Some time ago young Wordsworth and I went to see that new Karate Kid movie with the precocious Jaden Smith in the lead and Jackie Chan as his sensei. The audience we saw the flick with didn’t mind an essentially American/Japanese notion being translated to China, (that was Jackie Chan I guess), and when it was all over Wordsworth said that the thing he’d liked most about the film was seeing China; the streets and cars, the buildings and how people lived. It was an eye opener for him and he went through a brief period thereafter when his room began to resemble a Chinoiserie of popular Asian culture.

I wish I still had that sponge like quality. The ability to guzzle culture like the Solo man, all eager imperative, throat open and bugger the spill; but I’m too old for that now. My old brain just doesn’t have the plasticity his does at 11 years old.

I was thinking of young Wordsworth’s future in the car on the way home. That’s when it finally resolved in my mind.

Shopping, the typically over-privileged, unsatisfied western couple, the friendly but quietly waiting Chinese husbands, the two magazine racks and the ubiquity of pop culture. It all suggested a changing balance, things in transition, phase shift, dynamism. There was energy in it, the increasing tension before the snap to a new attractor.
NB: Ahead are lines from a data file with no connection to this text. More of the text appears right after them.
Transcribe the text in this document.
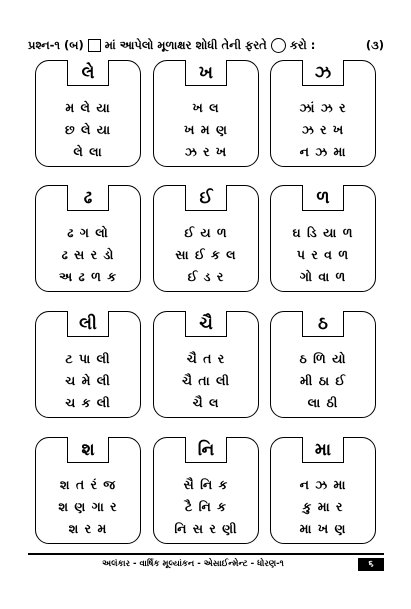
પ્રશ્ન-૧ (બ) માં આપેલો મૂળાક્ષર શોધી તેની ફરતે કરો :	(૩)
લે
મ લે યા
છ લે યા
લે લા
ખ
ખ લ
ખ મ ણ
ઝ ર ખ
ઝ
ઝાં ઝ ર
ઝ ર ખ
ન ઝ મા
ઢ
ઢ ગ લો
ઢ સ ર ડો
અ ઢ ળ ક
ઈ
ઈ ય ળ
સા ઈ ક લ
ઈ ડ ર
ળ
ઘ ડિ યા ળ
પ ર વ ળ
ગો વા ળ
લી
ટ પા લી
ચ મે લી
ચ ક લી
ચૈ
ચૈ ત ર
ચૈ તા લી
ચૈ લ
ઠ
ઠ ળિ યો
મી ઠા ઈ
લા ઠી
શ
શ ત રં જ
શ ણ ગા ર
શ ર મ
નિ
સૈ નિ ક
ટૈ નિ ક
નિ સ ર ણી
મા
ન ઝ મા
કુ મા ર
મા ખ ણ
અલંકાર - વાર્ષિક મૂલ્યાંકન - એસાઈન્મેન્ટ - ધોરણ-૧	૬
The future needs young Wordsworth’s plasticity, his eagerness to embrace change and innovation. It needs his love of difference and diversity because he will grow up and grow old as a member of one of the first generations of European descendents in the last 500 years that will not have the hegemonic grip on global culture. While the strength of English as the global lingua franca is likely to continue indefinitely, there will come a time when the simple economics of pop cultural production will see Wordsworth or his kids listening to Chinese and Indian pop, watching Chinese TV and movies and reading Asian narratives. Perhaps the TV and movies will be dubbed into English, the books, comics, games and websites with an English language version, but they will be indissolubly Asian. In creative impetus, style and content they will express and reflect a completely different cultural heritage.

The future is Asian and it’s a pity I won’t get to see it flower, but Wordsworth will, and his children and their children. I wonder what it will be like.